2007, Dir. by Greg McLean.

Somewhere between Jaws and Anaconda in style, Greg McLean's giant crocodile flick Rogue packs a lot of bite.

OK, I had to get that out of the way. On with the review.

Giant crocodile/alligator/snake/lizard films are a surprisingly hot commodity in the thriller world, and it's never easy for even the most astute horror connoisseur to tell the difference between them. Some are Hollywood B-Flicks with big stars (like Lake Placid or Anaconda), some are DTV/SyFy stinkers (like Croc or Python), and some hit the "so-bad-it's-awesome" plateau (like Boa vs. Python). But I don't know if there's ever been one as competent and exciting as Rogue.
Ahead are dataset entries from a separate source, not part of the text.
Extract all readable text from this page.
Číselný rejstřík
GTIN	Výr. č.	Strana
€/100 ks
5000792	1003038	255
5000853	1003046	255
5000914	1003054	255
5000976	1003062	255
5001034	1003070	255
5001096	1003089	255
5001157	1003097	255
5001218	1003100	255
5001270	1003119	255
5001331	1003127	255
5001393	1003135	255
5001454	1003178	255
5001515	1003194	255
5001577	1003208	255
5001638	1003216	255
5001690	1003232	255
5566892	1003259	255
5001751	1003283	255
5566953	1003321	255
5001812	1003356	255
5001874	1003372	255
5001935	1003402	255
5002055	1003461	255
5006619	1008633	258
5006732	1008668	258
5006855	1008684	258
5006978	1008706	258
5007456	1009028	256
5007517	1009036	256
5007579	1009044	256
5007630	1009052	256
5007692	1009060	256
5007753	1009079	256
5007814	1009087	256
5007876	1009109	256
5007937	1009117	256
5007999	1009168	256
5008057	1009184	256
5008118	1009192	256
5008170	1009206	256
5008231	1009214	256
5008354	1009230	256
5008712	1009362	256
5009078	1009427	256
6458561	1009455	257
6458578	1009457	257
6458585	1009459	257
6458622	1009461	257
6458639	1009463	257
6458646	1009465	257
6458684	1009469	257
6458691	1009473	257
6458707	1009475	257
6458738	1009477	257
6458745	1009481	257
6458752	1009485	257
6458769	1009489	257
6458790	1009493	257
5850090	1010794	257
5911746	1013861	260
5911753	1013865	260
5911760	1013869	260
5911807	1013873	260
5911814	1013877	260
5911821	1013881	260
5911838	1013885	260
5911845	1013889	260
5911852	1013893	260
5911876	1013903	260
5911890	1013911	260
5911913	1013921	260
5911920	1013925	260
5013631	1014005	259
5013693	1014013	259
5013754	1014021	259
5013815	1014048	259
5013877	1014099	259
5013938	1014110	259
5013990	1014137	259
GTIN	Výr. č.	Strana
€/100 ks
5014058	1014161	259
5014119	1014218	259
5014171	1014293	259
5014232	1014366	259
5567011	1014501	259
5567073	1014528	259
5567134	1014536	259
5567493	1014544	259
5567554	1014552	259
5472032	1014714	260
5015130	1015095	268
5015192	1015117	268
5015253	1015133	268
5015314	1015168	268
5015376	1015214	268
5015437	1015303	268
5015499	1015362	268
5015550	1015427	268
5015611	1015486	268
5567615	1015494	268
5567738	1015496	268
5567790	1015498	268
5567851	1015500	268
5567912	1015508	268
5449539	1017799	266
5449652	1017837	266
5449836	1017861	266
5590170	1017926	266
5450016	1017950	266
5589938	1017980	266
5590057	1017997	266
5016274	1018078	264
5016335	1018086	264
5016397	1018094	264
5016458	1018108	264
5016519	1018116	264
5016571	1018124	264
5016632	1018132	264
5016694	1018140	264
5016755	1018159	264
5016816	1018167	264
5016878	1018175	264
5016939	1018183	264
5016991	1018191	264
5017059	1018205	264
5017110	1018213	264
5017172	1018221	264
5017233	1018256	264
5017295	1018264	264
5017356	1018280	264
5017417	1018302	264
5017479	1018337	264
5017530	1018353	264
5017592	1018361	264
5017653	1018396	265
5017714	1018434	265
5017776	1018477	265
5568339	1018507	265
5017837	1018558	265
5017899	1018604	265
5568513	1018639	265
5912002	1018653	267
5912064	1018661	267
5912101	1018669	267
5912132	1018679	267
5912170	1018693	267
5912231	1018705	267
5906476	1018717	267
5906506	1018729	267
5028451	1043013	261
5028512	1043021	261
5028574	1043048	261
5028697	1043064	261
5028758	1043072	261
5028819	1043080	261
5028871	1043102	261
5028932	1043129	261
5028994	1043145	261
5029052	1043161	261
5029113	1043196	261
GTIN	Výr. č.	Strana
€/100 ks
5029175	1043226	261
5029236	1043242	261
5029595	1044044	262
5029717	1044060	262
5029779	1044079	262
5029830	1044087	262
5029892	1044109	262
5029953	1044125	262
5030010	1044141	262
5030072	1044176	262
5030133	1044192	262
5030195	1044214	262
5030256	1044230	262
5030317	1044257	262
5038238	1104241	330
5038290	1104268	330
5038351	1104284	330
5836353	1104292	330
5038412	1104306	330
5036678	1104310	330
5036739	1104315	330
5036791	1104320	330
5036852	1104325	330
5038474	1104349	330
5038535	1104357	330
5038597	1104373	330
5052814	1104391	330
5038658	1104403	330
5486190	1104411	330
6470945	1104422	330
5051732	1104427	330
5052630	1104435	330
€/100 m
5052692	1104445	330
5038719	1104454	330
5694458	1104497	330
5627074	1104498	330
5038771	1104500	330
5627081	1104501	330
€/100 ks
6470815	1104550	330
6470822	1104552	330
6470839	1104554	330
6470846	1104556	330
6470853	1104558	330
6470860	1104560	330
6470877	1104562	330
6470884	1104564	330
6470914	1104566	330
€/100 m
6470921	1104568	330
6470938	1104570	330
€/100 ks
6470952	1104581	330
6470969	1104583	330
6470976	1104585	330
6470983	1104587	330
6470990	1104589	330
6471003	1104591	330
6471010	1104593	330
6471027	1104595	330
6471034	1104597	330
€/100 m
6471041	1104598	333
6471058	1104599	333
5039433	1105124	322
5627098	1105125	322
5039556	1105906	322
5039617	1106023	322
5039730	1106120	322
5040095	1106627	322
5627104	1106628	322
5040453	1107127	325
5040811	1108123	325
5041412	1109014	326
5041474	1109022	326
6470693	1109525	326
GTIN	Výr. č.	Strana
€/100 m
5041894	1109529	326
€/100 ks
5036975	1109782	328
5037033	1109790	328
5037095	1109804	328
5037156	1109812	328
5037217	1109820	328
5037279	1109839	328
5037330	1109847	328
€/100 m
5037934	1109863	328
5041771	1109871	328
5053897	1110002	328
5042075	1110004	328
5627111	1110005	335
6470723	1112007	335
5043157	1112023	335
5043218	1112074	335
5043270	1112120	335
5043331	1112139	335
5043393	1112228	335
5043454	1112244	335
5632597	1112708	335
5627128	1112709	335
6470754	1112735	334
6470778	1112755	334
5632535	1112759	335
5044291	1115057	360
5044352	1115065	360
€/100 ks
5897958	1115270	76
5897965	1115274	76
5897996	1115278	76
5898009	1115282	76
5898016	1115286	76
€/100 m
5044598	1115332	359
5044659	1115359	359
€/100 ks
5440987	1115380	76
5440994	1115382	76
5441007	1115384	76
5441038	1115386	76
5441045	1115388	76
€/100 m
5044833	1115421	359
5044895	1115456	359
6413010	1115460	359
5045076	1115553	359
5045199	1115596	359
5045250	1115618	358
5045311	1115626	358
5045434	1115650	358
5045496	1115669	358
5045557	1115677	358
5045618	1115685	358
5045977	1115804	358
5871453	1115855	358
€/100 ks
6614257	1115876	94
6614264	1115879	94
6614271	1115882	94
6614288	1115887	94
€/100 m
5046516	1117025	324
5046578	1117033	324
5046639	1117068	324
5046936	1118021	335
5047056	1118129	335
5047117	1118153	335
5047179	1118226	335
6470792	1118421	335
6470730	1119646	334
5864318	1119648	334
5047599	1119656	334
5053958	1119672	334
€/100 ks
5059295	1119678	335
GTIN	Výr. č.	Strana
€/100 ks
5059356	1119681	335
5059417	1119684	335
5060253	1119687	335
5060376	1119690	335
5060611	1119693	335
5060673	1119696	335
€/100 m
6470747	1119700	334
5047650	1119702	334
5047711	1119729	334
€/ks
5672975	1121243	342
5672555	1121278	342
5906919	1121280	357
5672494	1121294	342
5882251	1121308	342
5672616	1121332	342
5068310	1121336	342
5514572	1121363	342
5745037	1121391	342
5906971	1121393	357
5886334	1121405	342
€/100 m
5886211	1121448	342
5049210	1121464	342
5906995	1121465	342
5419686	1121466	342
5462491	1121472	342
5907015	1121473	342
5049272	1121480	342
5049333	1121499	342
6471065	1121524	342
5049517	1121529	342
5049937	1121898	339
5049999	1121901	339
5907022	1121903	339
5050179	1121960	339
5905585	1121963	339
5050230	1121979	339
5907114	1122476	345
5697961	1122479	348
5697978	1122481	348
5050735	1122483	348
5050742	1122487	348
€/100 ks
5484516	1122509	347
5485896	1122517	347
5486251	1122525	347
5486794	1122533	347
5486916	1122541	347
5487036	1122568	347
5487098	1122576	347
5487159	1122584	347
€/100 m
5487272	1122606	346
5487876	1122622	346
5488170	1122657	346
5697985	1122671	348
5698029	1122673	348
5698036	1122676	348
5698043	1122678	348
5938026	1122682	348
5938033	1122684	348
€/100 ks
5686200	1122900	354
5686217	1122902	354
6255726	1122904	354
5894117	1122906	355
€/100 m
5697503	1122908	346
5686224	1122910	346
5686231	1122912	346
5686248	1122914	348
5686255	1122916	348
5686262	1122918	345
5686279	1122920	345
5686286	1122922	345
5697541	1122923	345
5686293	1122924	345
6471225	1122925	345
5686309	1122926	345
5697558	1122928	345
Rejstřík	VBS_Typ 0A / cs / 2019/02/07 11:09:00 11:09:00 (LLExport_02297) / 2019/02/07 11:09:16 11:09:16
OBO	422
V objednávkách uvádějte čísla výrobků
The plot is simple and not very noteworthy. A wildlife tour group (led by Silent Hill's Radha Mitchell, who's very comfortable slipping back in to her native Australian accent) gets into the middle of nowhere and a giant crocodile attacks. This leaves the stranded tourists and locals (including future Hollywood stars Sam Worthington (Terminator 4, Avatar) and Mia Wasikowska (Tim Burton's upcoming Alice in Wonderland); and Alias' Michael Vartan) to fight for survival.

What impresses me most about Rogue is its focus on building tension. Unlike most of the films I mentioned earlier, McLean seems to borrow from the likes of Hitchcock and Spielberg in building slowly while giving us ominous looks at what might be out there while developing sympathetic characters, hooking the viewer's interest in their survival. He also brings a string-heavy musical score that sets the mood for impending terror, and parallels the characters' fears perfectly.

Of course, this all comes crashing down when we finally get eyes on our gigantic killer, which is a sight to behold. To say that the effects are top-notch is an understatement, especially in the final act when we see the croc full on. There's little that would make you think this isn't a real giant crocodile, except of course the fact that giant crocodiles like this might not cooperate with the filming of a movie about them.

There are several truly frightening moments in Rogue, something that's so rare in movies today. Even if they are simple jump scares, they're executed perfectly by McLean and crew. After being branded as a member of the new-horror "Splat Pack", it's also notable that McLean's Rogue is relatively low on blood and guts, except for a couple of moments in the final reel. There are no one-liners, nor is there gratuitous nudity/drug use/irresponsibility. This is a pure thrill ride that doesn't pull punches, and for that alone I have to recommend it as one of the most thoroughly enjoyable horror films of the new millennium.

1 comment:

The Man-Cave said...

Great blog! Glad to have stumbled upon it.

Even though I am a big fan of giant monster movies, I read some very unfavorable reviews back in the day that made me stay clear of this one. After reading your review, I feel like I am missing out on something so I should check it out.